CHAPTER 25

Dump Your Data to a Storyline

First learn the meaning of what you say, and then speak.

EPICTETUS, GREEK PHILOSOPHER

In our work culture, leaders rarely just point and tell people where to go and what to do. Instead, they go to a group and make a case. That group may be their own board of directors, their executive team, a client’s executive team, a project team, their own staff, or the general public. Even the president sometimes takes a case directly to the voters to drum up support in getting legislation passed.

If you’re a marketer, sales professional, engineer, health-care provider, or financial advisor, you’ll likely need data on occasion to introduce a new strategy, report, or product, or to take advantage of an unexpected opportunity. Data will help you build your case—but only if you present it in a coherent storyline.

But rather than building a case with a distinctive storyline, some speakers settle for presentation stew. And audiences dislike stew about as much as my teens always did.

“What’s wrong with stew?” I asked my daughter.

“I don’t like eating food that’s all mixed together.”

“Well, it’ll be mixed all together by the time it gets to your stomach.”

“Maybe so. But I still want it separate on the way down.”

We never settled the food argument. But I’ve noticed over the years that audiences don’t like presentation stew either. Not a little lump of this and a little lump of that.

Here’s how “presentation stew” almost happened at a client site recently. Having listened to the dry run of the client’s presentation for the upcoming annual meeting for managers in the field, I’d concluded that the executive team had nothing new to say—it was going to be “business as usual” the following year.

So I asked, “Okay, what’s the new message you want to get across to your team at this meeting?” The president and four VPs sitting around the conference table stared at each other for a few minutes. Then a couple of them tossed out ideas only to be shot down by a colleague’s “No, I don’t think that’s the message we want to deliver.”

I waited for agreement. Finally, after listening to his VPs discuss the options for 20 minutes, the president offered a tentative response to my original question. “I think our new message this year is this: ‘We met our goal to increase market share by eight percent last year. But we have lots of opportunity to grow market share next year by selling two product lines that we’ve neglected in the past.’”

“Is that really what we want to say?” The VP of Sales spoke up again. “I thought this update was to report specifically how we’d performed in each of our product lines by region.”

“Hmmm,” the VP of Operations said. “Then why do you have me giving all this information about how we’ve improved customer service in Region 7?”

Another half hour of discussion followed. After they determined their real message and purpose, they realized that nothing in their prepared presentation and slide deck actually delivered that message and built a persuasive case to spur their sales team to sell the two neglected product lines.

I wish this scene were an isolated case. It is not. This “presentation stew” is quite typical.

Consider these tips to tie your data to a storyline to make it clear and memorable.

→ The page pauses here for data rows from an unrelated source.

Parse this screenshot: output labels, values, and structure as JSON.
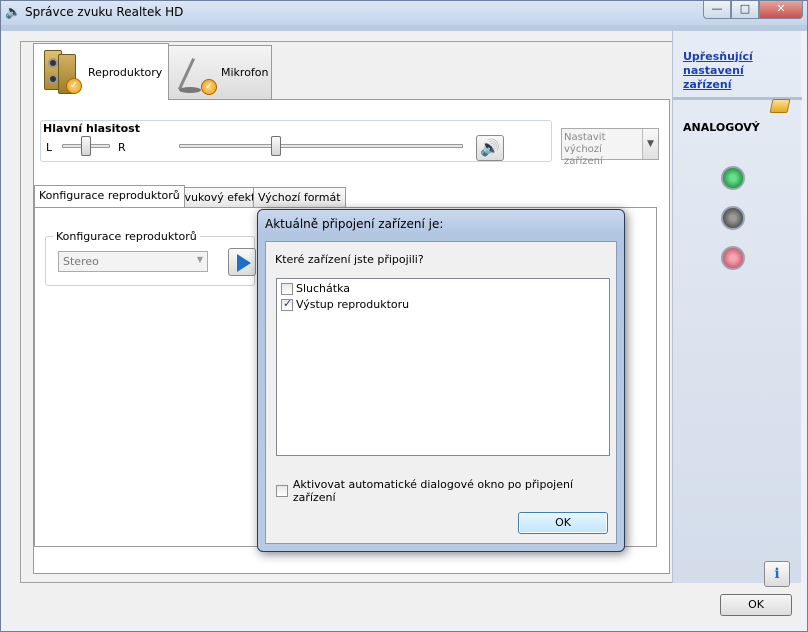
{
  "window": {
    "title": "Správce zvuku Realtek HD",
    "icon": "speaker-icon",
    "controls": {
      "minimize": "—",
      "maximize": "□",
      "close": "✕"
    }
  },
  "tabs": [
    {
      "label": "Reproduktory",
      "icon": "speakers-icon",
      "active": true
    },
    {
      "label": "Mikrofon",
      "icon": "microphone-icon",
      "active": false
    }
  ],
  "volume": {
    "label": "Hlavní hlasitost",
    "left": "L",
    "right": "R",
    "default_device": "Nastavit výchozí zařízení"
  },
  "subtabs": [
    {
      "label": "Konfigurace reproduktorů",
      "active": true
    },
    {
      "label": "Zvukový efekt",
      "active": false
    },
    {
      "label": "Výchozí formát",
      "active": false
    }
  ],
  "config": {
    "group_label": "Konfigurace reproduktorů",
    "selected": "Stereo"
  },
  "right_pane": {
    "link": "Upřesňující nastavení zařízení",
    "analog": "ANALOGOVÝ",
    "jack_colors": [
      "#2a9a4a",
      "#555555",
      "#d06070"
    ]
  },
  "footer": {
    "ok": "OK",
    "info": "i"
  },
  "dialog": {
    "title": "Aktuálně připojení zařízení je:",
    "question": "Které zařízení jste připojili?",
    "items": [
      {
        "label": "Sluchátka",
        "checked": false
      },
      {
        "label": "Výstup reproduktoru",
        "checked": true
      }
    ],
    "auto_popup": "Aktivovat automatické dialogové okno po připojení zařízení",
    "auto_checked": false,
    "ok": "OK"
  }
}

Determine what story you plan to tell with your facts or data. Then select only the data you need to make your points clear, credible, and memorable. Think like movie scriptwriters. They don’t set out to write about every day in the life of a character—or even every day in the romance between John and Jane. They select a few key scenes. Boy meets girl. Boy loses girl. Boy wins the lottery. Boy gets girl. Map out your storyline (or key points) before creating any slides or before putting any data on a slide.

You can “map out” the story with Post-It notes on your conference room table, with an idea wheel (see my book Speak With Confidence for examples), or with a simple list of key topics. This idea is simply to put together the skeleton story first, before developing the details.

Decide which points of your presentation need data support. Like the novelist who knows a lot more about the characters than the novel presents, you typically have much more data than you will ever use. Be selective; use data sparingly—or your audience will remember nothing.

Your goal is to present either an informative briefing or a persuasive case—not necessarily a comprehensive case. Again, consider your storyline. Who’s the audience? What’s the bottom-line message of interest to that audience? What do they already know? (Don’t tell them that!) How will they need to use your information? These questions should guide your storyline and data selection.

Think of words and concepts to convey your conclusion. For example, in my work in the defense industry, I’ve seen engineers start with 60 slides for a 20-minute briefing. But maybe only eight of those slides illustrate the 12 percent rejection rate because of a faulty widget. Rather than eight charts that show where in the manufacturing process the defects are happening, the engineer really needs only one number and one chart—or maybe no chart at all.

If the engineer intends to focus on the manufacturing step causing the high-reject problem, one chart should show that step in the process where 98 percent of the problems occur, coupled with the $XXXX cost, along with the 12 percent rejection rate. That chart would tell the whole story (what problem needs to be corrected and why).

Whether you’re developing a speech, preparing for a media interview, meeting with a client, pitching a proposal to your boss, or persuading parents of the soccer team to foot the bill to upgrade the soccer field, focus. Pick one point to get across. Then build your storyline by adding supporting data.

Everything flows from the story you’re telling.